Стоят вполоборота, не поворачиваясь спинами к пустым избам в алых китайских лозунгах. Не отпускает ощущение, что совхоз не заброшен, а выпотрошен, что вместо исчезнувших бесследно хозяев тут сейчас присутствует кто-то другой… Что-то другое. И, может, именно поэтому собаки так выли, так лаяли.

Ленька Алконавт подбирается поближе к деду Никите и говорит:

– Прямо как это… Как из отца Данилы, а? Там про то, что мы Богом оставлены, вот это… Что такое происходит на земле, чего при Боге не могло происходить… Чертовщина всякая, мля…

Он вопросительно крестится, как бы предлагая деду Никите сделать то же. Дед Никита смотрит на него исподлобья, кривит свой засушенный рот в том смысле, что пока ничего не понятно. Выстрелы лупят по ушам: многовато выстрелов; наверное, живучие. Или Ринат попадает не с первого раза. Или не хочет с первого раза…

Наконец последний стихает. Эхо выстрела шарится между домами, низкие облака впитывают его – и все. Собаки теперь молчат, и если кто-то продолжает еще наблюдать за незваными гостями из слепых окон, предупредить их об этом больше некому.

Документы изымать нет смысла – все на иероглифах; ничего не разобрать. Кольцов обходит дома, зачем-то тушит везде свет. Хочет стянуть динамо-машину, но Ленька Алконавт напоминает ему о запрете Ямщикова. Кольцов нерешительно спорит:

– Слушай… Ну если реально чума, то мы уже тут все полапали и так… Теперь-то что?

– Дак а если не чума, а проклятие какое-нибудь? Зачем тебе такое добро к нам тащить? Жили без него как-то и дальше прокочумаем…

Кольцов сначала строит рожу, потом все-таки отстает от динамо-машины. Не без сожаления, но с облегчением, что дал себя отговорить. Егору это хорошо видно.

Заводят трактор, чтобы он своим придурковатым жизнерадостным тарахтением заглушил громкую тишину. Отступают из совхоза тихо, и слепые окна пялятся им вслед, мозолят им загривки.
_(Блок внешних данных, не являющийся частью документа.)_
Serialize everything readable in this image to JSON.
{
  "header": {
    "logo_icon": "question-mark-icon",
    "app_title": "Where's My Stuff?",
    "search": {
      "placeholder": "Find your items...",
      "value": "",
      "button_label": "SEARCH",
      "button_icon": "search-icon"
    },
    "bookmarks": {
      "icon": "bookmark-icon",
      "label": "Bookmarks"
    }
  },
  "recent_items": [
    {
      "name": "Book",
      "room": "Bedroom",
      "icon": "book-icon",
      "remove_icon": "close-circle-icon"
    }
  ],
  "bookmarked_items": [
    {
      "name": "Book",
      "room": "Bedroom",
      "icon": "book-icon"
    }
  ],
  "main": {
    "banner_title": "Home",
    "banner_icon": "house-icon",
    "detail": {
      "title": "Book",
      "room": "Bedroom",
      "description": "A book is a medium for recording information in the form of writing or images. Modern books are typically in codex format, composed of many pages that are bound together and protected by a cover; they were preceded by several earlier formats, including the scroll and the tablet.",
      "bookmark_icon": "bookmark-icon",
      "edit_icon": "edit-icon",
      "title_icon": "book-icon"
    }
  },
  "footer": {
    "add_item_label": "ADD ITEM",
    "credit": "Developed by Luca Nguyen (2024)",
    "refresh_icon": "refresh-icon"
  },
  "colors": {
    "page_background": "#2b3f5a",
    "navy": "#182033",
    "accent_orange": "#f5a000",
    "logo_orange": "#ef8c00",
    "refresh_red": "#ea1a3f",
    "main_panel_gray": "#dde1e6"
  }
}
Отъезжают с таким чувством, что дошли до скользкого края пропасти, посидели на нем, поболтали ножками, посмотрели в бездну, поднялись, чудом не сорвавшись, и пошли, присвистывая, домой.

Пошли домой, а бездна к ним прилипла.

– Дак вот то и говорит, что Бог землю оставил Сатане. И что Сатана теперь правит тут сам как хочет. И кто не праведный, того Сатана загребает к себе в первую очередь. Понял?

Егор оборачивается – Ленька присел на уши Сереже Шпале и бухтит, и бухтит. Ленька взъерошенный, красноглазый, явственно похмельный; что он такое загоняет-то? Шпала лекцию слушает вежливо, но вопрос к лектору у него пока только один:

– Слышь, Лень… А у тебя во фляжечке твоей, в заветной… Не осталось на донышке для боевого товарища, ась? А то меня что-то знобит слегонца от этого местечка…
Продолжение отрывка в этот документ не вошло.